— Здесь закаты должны быть хороши, — заметил он, опустившись на железную скамейку. — Знаете, Иван Арсеньевич, чем я занимался эту неделю? Разыскал и прочитал два ваших романа. Занятно, очень — я в вас не ошибся…
— Это скучная тема, — отмахнулся я. — Сейчас меня куда больше занимают ваши романы, Дмитрий Алексеевич. Вы в эти дни виделись с Люлю?
— С Люлю я не виделся, — медленно ответил художник, глядя на меня с интересом и как будто с облегчением. — Слава Богу, Анюта опомнилась!.. Я рад. Теперь я не один.
— Вы скрыли от следствия отношения с Анютой, защищая, так сказать, честь женщины?
— Куда ж было деваться?
— И заранее условились с ней, что будете молчать?
— Не то чтоб условились, она попросила… Ну, я понял, что она не хочет семейного скандала и вел себя соответственно. Обо всех этих пошлостях не стоило бы и упоминать, но они, к несчастью, самым непосредственным образом связаны с исчезновением Маруси.
— Даже так?

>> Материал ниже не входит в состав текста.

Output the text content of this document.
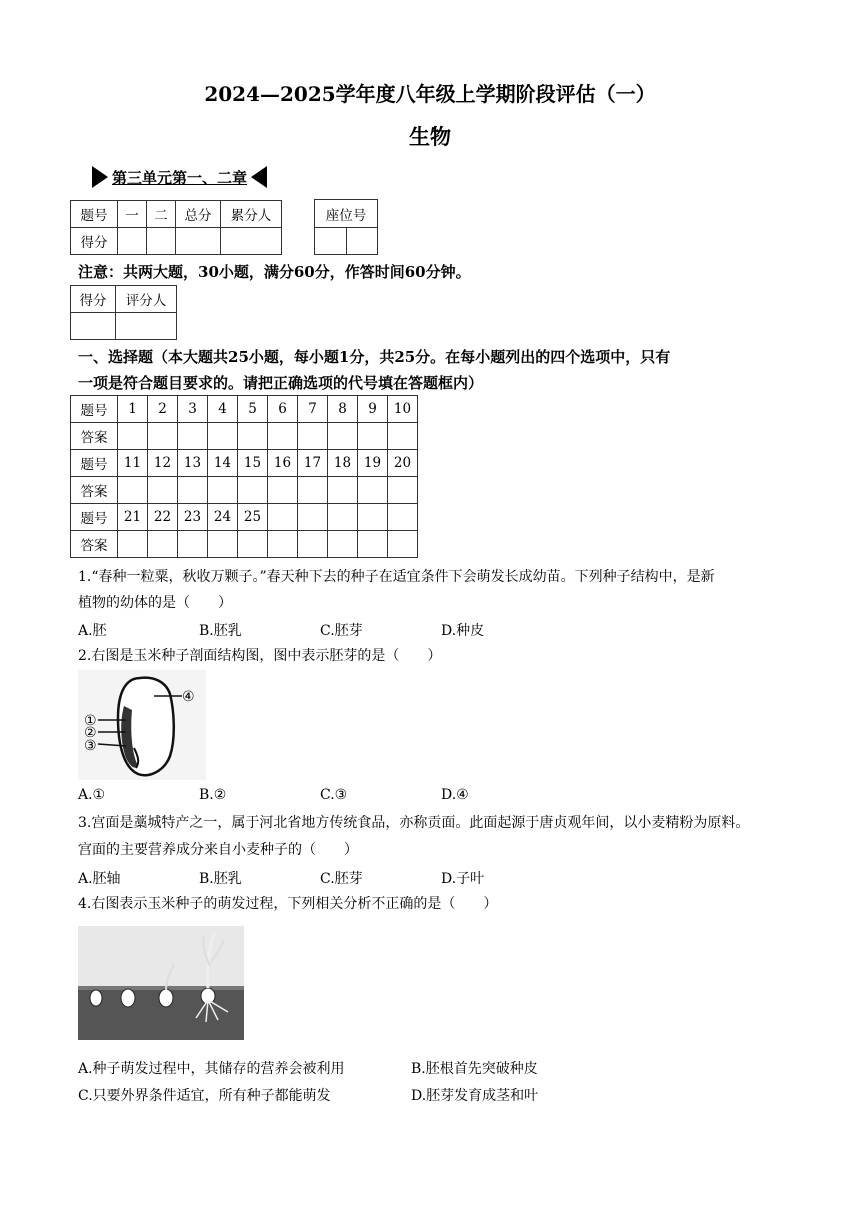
2024—2025学年度八年级上学期阶段评估（一）
生物
第三单元第一、二章
题号	一	二	总分	累分人
得分				
座位号

注意：共两大题，30小题，满分60分，作答时间60分钟。
得分	评分人

一、选择题（本大题共25小题，每小题1分，共25分。在每小题列出的四个选项中，只有
一项是符合题目要求的。请把正确选项的代号填在答题框内）
题号	1	2	3	4	5	6	7	8	9	10
答案										
题号	11	12	13	14	15	16	17	18	19	20
答案										
题号	21	22	23	24	25					
答案										
1.“春种一粒粟，秋收万颗子。”春天种下去的种子在适宜条件下会萌发长成幼苗。下列种子结构中，是新
植物的幼体的是（　　）
A.胚	B.胚乳	C.胚芽	D.种皮
2.右图是玉米种子剖面结构图，图中表示胚芽的是（　　）
④
①
②
③
A.①	B.②	C.③	D.④
3.宫面是藁城特产之一，属于河北省地方传统食品，亦称贡面。此面起源于唐贞观年间，以小麦精粉为原料。
宫面的主要营养成分来自小麦种子的（　　）
A.胚轴	B.胚乳	C.胚芽	D.子叶
4.右图表示玉米种子的萌发过程，下列相关分析不正确的是（　　）
A.种子萌发过程中，其储存的营养会被利用	B.胚根首先突破种皮
C.只要外界条件适宜，所有种子都能萌发	D.胚芽发育成茎和叶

Кажется, вы считаете свои отношения с Анютой пошлыми?
— Ничего пошлого в них тогда не было. Я увлекся и очень, а она… я не обольщаюсь: просто ей не повезло с мужем. Кстати, вы его видели?
— Видел.
— Ну, так что ж объяснять… Одним словом, я во всем виноват и увлечение мое обернулось пошлостью и ужасом. Анюта вам все рассказала?
Я решил пока что не разуверять его на этот счет.
— Расскажите вы — все, что скрыли когда-то.
— Девочка исчезла в среду, когда Анюта была в Москве.
— В среду?.. Я так и чувствовал, что с Петей нечисто.
— Я тоже чувствовал, но поймать его не смог.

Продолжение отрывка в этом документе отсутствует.